その向こうでは、何体ものマリスが蠢いている。
「逃げ出そうとするなんて、悪い子ですの」
そこへマドカの声。
ぼくは咄嗟に目を閉じた。
これなら操られない。
そう思った直後だった。
閉じた瞼の向こうが赤く染まり、体が重くなる。
「残念でしたわね」
マドカの声が近づいてくる。
「目を閉じたくらいで、わたくしの力を防げるはずがありませんの。瞼を閉じていても、明るいか暗いかくらいは分かるでしょう? わたくしの光が少しでも届けば十分ですの」
体は重いが、まだ自分の意思で動かせている。
目を閉じれば、完全には防げなくても力を弱めることはできるようだ。
ぼくはさらに強く目を閉じる。
それに合わせるように、瞼の向こうの赤い光がさらに強くなっていった。
「さあ――目を開けて、わたくしを見なさい」
ぼくは全身に力を込めて抵抗する。
「嫌だ……ハルカに危害を加えるくらいなら、ここで死んだ方がましだ!」
「そうはいきませんの。あなたには、まだ働いていただきますもの」
「ハルカとトワは……必ず守る!」
ぼくは叫んだ。
「諦めなさい」
コツ、コツと足音が近づいてくる。
どんなに力を込めても、ぼくの意思に反して瞼が少しずつ開いていく。
「くっ……!」
止められない。

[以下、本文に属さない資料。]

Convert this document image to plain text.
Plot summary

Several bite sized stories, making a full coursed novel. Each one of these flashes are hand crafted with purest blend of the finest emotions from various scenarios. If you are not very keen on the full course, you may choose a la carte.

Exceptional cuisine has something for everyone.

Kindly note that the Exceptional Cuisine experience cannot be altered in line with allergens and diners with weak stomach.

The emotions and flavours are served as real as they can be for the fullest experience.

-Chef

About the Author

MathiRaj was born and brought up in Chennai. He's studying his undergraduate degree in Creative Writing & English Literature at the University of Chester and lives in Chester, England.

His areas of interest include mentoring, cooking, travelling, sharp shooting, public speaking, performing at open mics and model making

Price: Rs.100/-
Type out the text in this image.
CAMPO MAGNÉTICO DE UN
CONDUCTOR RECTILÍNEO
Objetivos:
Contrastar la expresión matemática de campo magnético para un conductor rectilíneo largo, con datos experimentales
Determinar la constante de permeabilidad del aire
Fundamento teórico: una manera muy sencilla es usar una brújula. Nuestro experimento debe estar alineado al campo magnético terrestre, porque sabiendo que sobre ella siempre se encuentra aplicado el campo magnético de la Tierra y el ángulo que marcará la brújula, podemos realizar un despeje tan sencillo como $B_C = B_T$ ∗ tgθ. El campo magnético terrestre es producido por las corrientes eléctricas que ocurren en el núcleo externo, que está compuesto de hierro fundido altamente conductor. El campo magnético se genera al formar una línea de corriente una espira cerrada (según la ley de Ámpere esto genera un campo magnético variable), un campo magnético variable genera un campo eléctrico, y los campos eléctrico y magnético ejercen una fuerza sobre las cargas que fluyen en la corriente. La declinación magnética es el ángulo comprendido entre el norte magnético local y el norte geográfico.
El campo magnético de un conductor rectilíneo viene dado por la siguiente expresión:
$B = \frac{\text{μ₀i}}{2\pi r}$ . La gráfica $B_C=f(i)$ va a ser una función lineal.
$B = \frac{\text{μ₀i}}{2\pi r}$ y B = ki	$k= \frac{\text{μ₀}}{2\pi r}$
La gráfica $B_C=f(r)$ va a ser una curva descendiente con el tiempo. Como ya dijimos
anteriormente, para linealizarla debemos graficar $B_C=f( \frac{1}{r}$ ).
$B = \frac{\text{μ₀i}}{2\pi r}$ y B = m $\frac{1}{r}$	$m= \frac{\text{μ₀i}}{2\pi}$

駄目だ……
「カ……ナタ……さん……」
その時、またあの声が確かに聞こえた。
聞き間違えなんかじゃない。
「ハルカ……?」
次の瞬間――。
「きゃああっ! 熱いっ!」
マドカの悲鳴が響いた。
同時に、ぼくの体を縛っていた力が消える。
体が自由に動く。
ぼくは恐る恐る目を開けた。
「なっ……」
目の前に、信じられない光景があった。
鉄格子の隙間から伸びた細長い腕が、マドカの頭を掴んでいる。
マリスの触手だ。
「離しなさい! その汚らわしい手を――いやっ、熱い! 溶ける……!」
マドカが悲鳴を上げる。
やがてマリスが手を離すと、マドカは両手で顔を覆い、その場にうずくまった。
「痛い……目が……目が開けられませんの……!」
触れられた目の周りは赤黒く変色し、焼け爛れたようになっている。マリスの毒だ。
これならもうあの力は使えない。
ぼくは鉄格子の向こうへ目を向けた。
暗闇の中に、大きな赤い一つ目が浮かんでいる。
「カナタさん……生きて……」
この声を、ぼくは知っている。
「お前……あの時の……?」
間違いない。
以前、地下洞窟で出会った、人の言葉を話すマリスだ。
どうやら、他のマリスたちと一緒に、マドカに捕えられていたらしい。
あの時も、こいつはぼくを助けてくれた。